BOOK REVIEW A News Weekly
sequel that surpasses the original
, September 17, 2011
TIME MACHINE: TROOPERS
by Hal Colebatch
(Perth, WA: Acashic Publishing)
Paperback: 172 pages
Reviewed by Brian Peachey
That award-winning Australian author Dr Hal Colebatch in the year 2010 should choose to write a large, 70,000-word novel, Time Machine: Troopers, a sequel to H.G. Wells’ 1895 book The Time Machine is a dramatic — dare I say, courageous — literary act.
The result is a brilliant work, an example of Colebatch’s literary genius and an antithesis to H.G. Wells’ dreary pessimism.
Like many of my generation, when young I read H.G. Wells’ small science-fiction novella, which had then received acclaim and publicity for more than half a century; Hollywood made an imaginative movie of it in 1960 and comic-book versions were produced.
My first reading of the 1950 edition (bought in Alberts Bookshop in Forrest Place, Perth, for three shillings and sixpence) disappointed me. I did not understand why the story, which seemed to capture the imagination of millions, did not enthral me.
In my mature years, and having read more of Wells’ political writings — especially his support in 1935 of Soviet dictator Joseph Stalin, his seeming agnosticism and his antagonism towards Christianity — I understood the reason for my disdain.

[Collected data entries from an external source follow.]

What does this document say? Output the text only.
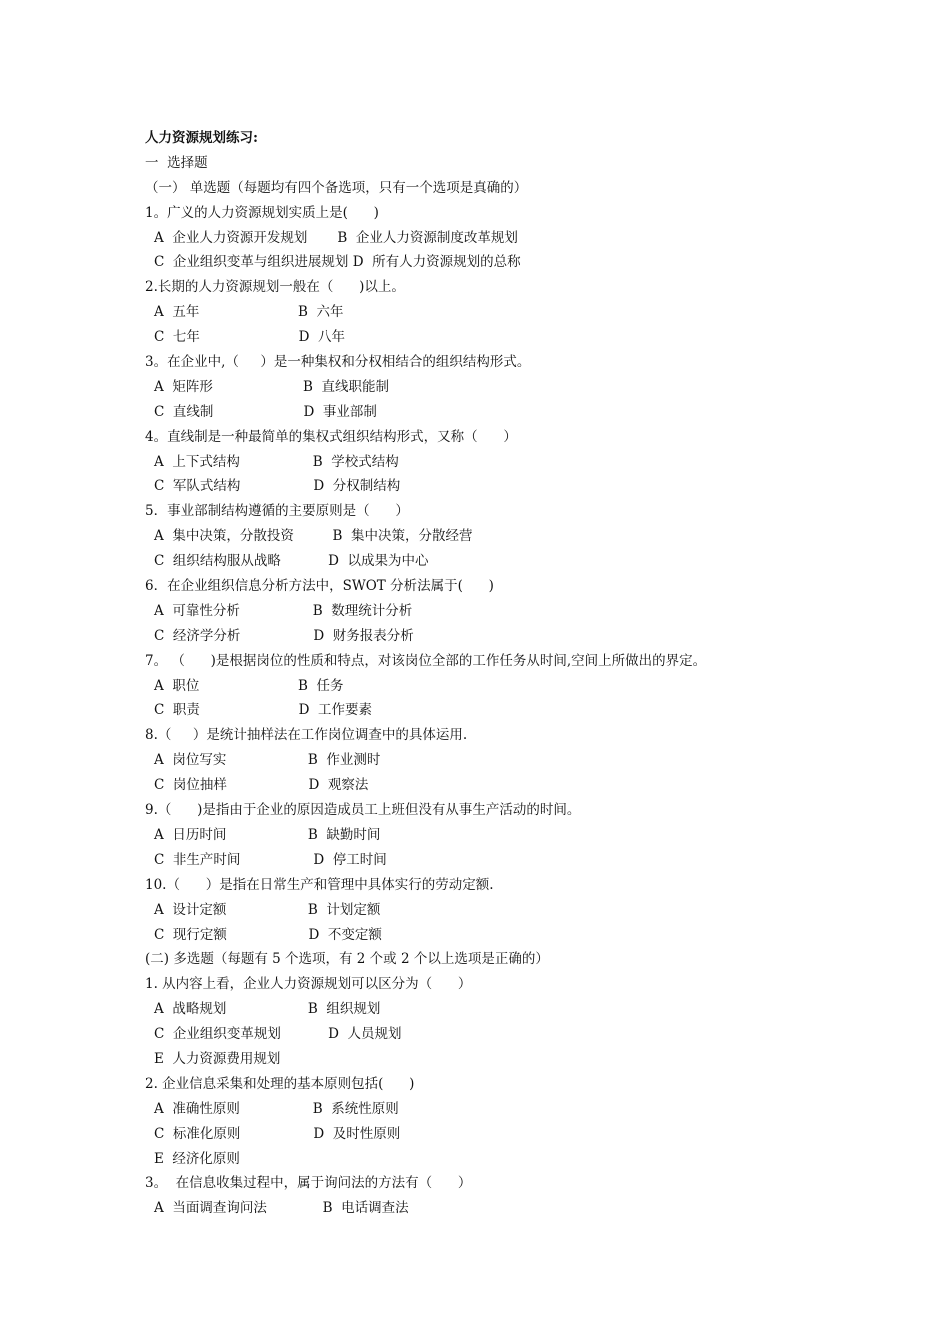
人力资源规划练习:
一  选择题
（一） 单选题（每题均有四个备选项，只有一个选项是真确的）
1。广义的人力资源规划实质上是(      )
A  企业人力资源开发规划       B  企业人力资源制度改革规划
C  企业组织变革与组织进展规划 D  所有人力资源规划的总称
2.长期的人力资源规划一般在（      )以上。
A  五年                       B  六年
C  七年                       D  八年
3。在企业中,（     ）是一种集权和分权相结合的组织结构形式。
A  矩阵形                     B  直线职能制
C  直线制                     D  事业部制
4。直线制是一种最简单的集权式组织结构形式，又称（      ）
A  上下式结构                 B  学校式结构
C  军队式结构                 D  分权制结构
5．事业部制结构遵循的主要原则是（      ）
A  集中决策，分散投资         B  集中决策，分散经营
C  组织结构服从战略           D  以成果为中心
6．在企业组织信息分析方法中，SWOT 分析法属于(      )
A  可靠性分析                 B  数理统计分析
C  经济学分析                 D  财务报表分析
7。 （      )是根据岗位的性质和特点，对该岗位全部的工作任务从时间,空间上所做出的界定。
A  职位                       B  任务
C  职责                       D  工作要素
8.（     ）是统计抽样法在工作岗位调查中的具体运用.
A  岗位写实                   B  作业测时
C  岗位抽样                   D  观察法
9.（      )是指由于企业的原因造成员工上班但没有从事生产活动的时间。
A  日历时间                   B  缺勤时间
C  非生产时间                 D  停工时间
10.（      ）是指在日常生产和管理中具体实行的劳动定额.
A  设计定额                   B  计划定额
C  现行定额                   D  不变定额
(二) 多选题（每题有 5 个选项，有 2 个或 2 个以上选项是正确的）
1. 从内容上看，企业人力资源规划可以区分为（      ）
A  战略规划                   B  组织规划
C  企业组织变革规划           D  人员规划
E  人力资源费用规划
2. 企业信息采集和处理的基本原则包括(      )
A  准确性原则                 B  系统性原则
C  标准化原则                 D  及时性原则
E  经济化原则
3。  在信息收集过程中，属于询问法的方法有（      ）
A  当面调查询问法             B  电话调查法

Wells’ story of what the time-machine traveller finds in the year 802,701 AD is a pessimistic depiction of the degeneration of the human race into the cannibalistic Morlocks and an effeminate Eloi.
The title of the sixth chapter is “The Sunset of Mankind”. The picture is contrary to Christ’s promise to be with us to the end of the world.
Hal Colebatch’s Time Machine: Troopers starts at the point The Time Machine ends, and tells of the unnamed Time Traveller’s second “voyage”.
Where Wells’ story was a subversive attack on Edwardian optimism, Colebatch’s story is a none-too-subtle attack on Wells’ pessimism.
The Time Traveller sets off on a mission to rehabilitate the Eloi. But he does not go alone. After considering and talking with various eminent Edwardians, including Wells himself, he takes with him Lieutenant-General Robert Baden-Powell, famous for his defence of Mafeking during the Boer War and the future founder of the Boy Scout movement.
The distant future is to be saved by re-introducing true values including those of the Boy Scout movement. Colebatch with literary skill depicts the tension and drama of their journey as only Colebatch can.
Returning to the London of 1917 for help, the Time Traveller finds himself caught in an air-raid. He is saved by Winston Churchill, now Minister of Munitions (Colebatch has faithfully re-created Churchill’s speech and personality).
With Churchill’s help in supplying them with modern weapons, good prevails. But this is not the end of the Time Traveller’s problems.
Without revealing all of this intriguing tale there is the question: Will Baden-Powell be able to save the Eloi with scouting, cricket, a missionary, the restoration of the monarchy, and the Royal Navy?
Twice the length of H.G. Wells’ original story, Colebatch’s Time Machine: Troopers is an imaginative and exciting story full of ironies and not without humour. More seriously, however, Colebatch, with great skill, has pointed out the enduring worth of good values and institutions.
Time Machine: Troopers is an excellent piece of literature written with great style. In a time when society seems to be lacking in good moral values it is the sort of book you will want your children to read. It is also a classic you will want to keep for yourself. It is a collector’s item.
Book extract: Core of despair at the centre of H.G. Wells’ soul
The unnamed Time Traveller says of H.G. Wells:
“I felt that under his optimism there was always a core of despair at the centre of his soul.
“As for the only way out he had looked to, ‘to live as if it were not so’, as if mere petty existence was all we would ever possess, I had thought such a doctrine of ‘existentialism’ (as I called it for want of a better name) a mindlessly petty and bleak one.
“I am still prepared to wager that should such a view come to be held by the leading body of philosophers of any nation, that nation (though it be as great in the field as France … is today) would not any longer be able to control its affairs: an invader would sweep its defences away.”
Extract from Hal Colebatch, Time Machine: Troopers.